Выбрать главу

При всей тематической и генетической родственности произведений В. Гроссмана, В. Некрасова, К. Воробьева. В. Семина «второй волне» военной прозы уже с момента их появления и до сегодняшнего дня они существовали и существуют как бы вне этого тематического блока. Своеобразие их положения обусловлено необычностью и нетрадиционностью подхода художников к изображению войны, самобытностью восприятия человека в условиях военного времени.

Так, в дилогии «Жизнь и судьба» Гроссман не только воссоздал художественную картину сражения под Сталинградом, не просто возвел еще один художественный мемориал битве на Волге, но отметил те некоторые сущностные исторические закономерности, которые не только предопределили победу в этой жестокой схватке, но в известной мере объяснили причины столь длительно и мучительно назревавшего перелома в войне. Сталинградская битва осмыслена художником не просто как историческое сражение, а как кульминация многих и равновеликих социальных, общественно — исторических и морально — психологических процессов, происходивших в нашем государстве на протяжении полувекового развития нового общественного строя. Ищущая мысль художника погружена в осознание проблемы личности и ее роли в национальной истории, в обнаружение взаимосвязи объективного и субъективного в «жизни и судьбе» народа, в осмысление внешне — и внутриполитических тенденций, обусловивших и предопределивших чудовищный размах народной трагедии.

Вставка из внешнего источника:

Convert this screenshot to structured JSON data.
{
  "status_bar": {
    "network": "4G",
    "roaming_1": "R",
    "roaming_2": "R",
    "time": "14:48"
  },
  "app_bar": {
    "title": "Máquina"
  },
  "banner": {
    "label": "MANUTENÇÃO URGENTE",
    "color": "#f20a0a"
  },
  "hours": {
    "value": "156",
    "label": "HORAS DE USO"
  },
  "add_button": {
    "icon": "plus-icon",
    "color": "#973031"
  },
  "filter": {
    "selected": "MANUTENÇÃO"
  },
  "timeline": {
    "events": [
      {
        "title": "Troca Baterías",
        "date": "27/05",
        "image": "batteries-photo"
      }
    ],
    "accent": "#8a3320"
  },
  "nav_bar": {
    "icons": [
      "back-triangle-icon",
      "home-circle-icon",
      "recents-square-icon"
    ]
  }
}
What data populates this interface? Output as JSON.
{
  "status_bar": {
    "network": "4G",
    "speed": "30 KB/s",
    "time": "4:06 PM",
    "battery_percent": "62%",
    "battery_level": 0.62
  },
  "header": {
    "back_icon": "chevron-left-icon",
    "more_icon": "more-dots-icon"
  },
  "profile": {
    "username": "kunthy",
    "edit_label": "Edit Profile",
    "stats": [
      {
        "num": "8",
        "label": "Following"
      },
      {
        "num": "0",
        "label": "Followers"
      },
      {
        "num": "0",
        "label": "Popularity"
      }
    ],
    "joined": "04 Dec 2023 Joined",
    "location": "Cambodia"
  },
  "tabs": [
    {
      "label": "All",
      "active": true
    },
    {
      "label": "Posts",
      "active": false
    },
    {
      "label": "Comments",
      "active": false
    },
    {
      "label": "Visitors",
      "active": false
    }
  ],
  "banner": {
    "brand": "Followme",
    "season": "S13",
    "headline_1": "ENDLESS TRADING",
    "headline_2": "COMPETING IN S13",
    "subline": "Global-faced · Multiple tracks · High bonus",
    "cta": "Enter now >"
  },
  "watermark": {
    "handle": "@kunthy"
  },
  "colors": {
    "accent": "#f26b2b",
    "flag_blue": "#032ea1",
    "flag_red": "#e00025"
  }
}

Психологический, «человеческий» пласт в осознании неудач и побед сражающегося народа, глубоко и драматично разработанный в «окопной» литературе, в романе Гроссмана соединился с планом социальным, объективно — историческим, отчасти приоткрытым «панорамными» произведениями К. Симонова и А. Чаковского, породив еще один ракурс в художественном видении войны, с ее глубинными социальными истоками, трагическим характером и неумолимыми в своей неизбежности итогами.

Неординарность подхода Гроссмана, Некрасова, Семина к изображению войны заключается не просто в достоверности изображаемого мира, конкретней определенных военных обстоятельств, но и в обращении к своеобразной личности героя, в выборе «нового» характера персонажа. Если ряду даже очень хороших современных произведений о Великой Отечественной войне свойственно деление героев на «положительных» и «отрицательных» (вспомним, например, Иверзева и Ермакова, Кузнецова и Дроздовского, Никитина и Меженина у Бондарева), то в произведениях Гроссмана, Некрасова, Воробьева, Семина борение «хорошего» и «плохого», «доброго» и «злого», «гуманного» и «звериного» происходит внутри самого героя. В центре внимания личность, которая не просто вступила в единоборство с врагом, но личность, которая в трудных обстоятельствах военного времени одерживает (или не одерживает) нелегкую победу над самим собой.

Подобный подход к осознанию поведения человека на войне в творчестве рассматриваемых писателей весьма прочно и тесно связан с тенденцией к постепенному сужению сфер повествования, с локализацией обширной темы «человек и война»: например, в произведениях К. Воробьева и В. Семина эта тема воспринимается более узко, но и более трагично — «война и плен», «человек и плен», «жизнь и плен».

Новый ракурс изображения дает возможность художникам иначе взглянуть не только на сложные процессы самого военного времени, но быть прозорливее в оценке причин войны, ее характера и ее жертв. Традиционный аспект неподготовленности страны к войне в произведениях современной литературы трансформируется в мотив неподготовленности человека к войне. Герой как бы остается один на один с войной, он лишен какой бы там ни было поддержки извне, он может рассчитывать только на самого себя. Бесчеловечная сущность войны обнаруживается с удвоенной силой, ибо противостояние маленького человека и огромной военной машины выявляет всю беспомощность и незащищенность, ограниченный возможности и физическую слабость человека перед лицом тех испытаний, которые несет в себе война. Но по причине этого с удвоенной же силой звучит в этих произведениях и мотив преодоления себя, сопротивления обстоятельствам нелегкого обретения моральной силы.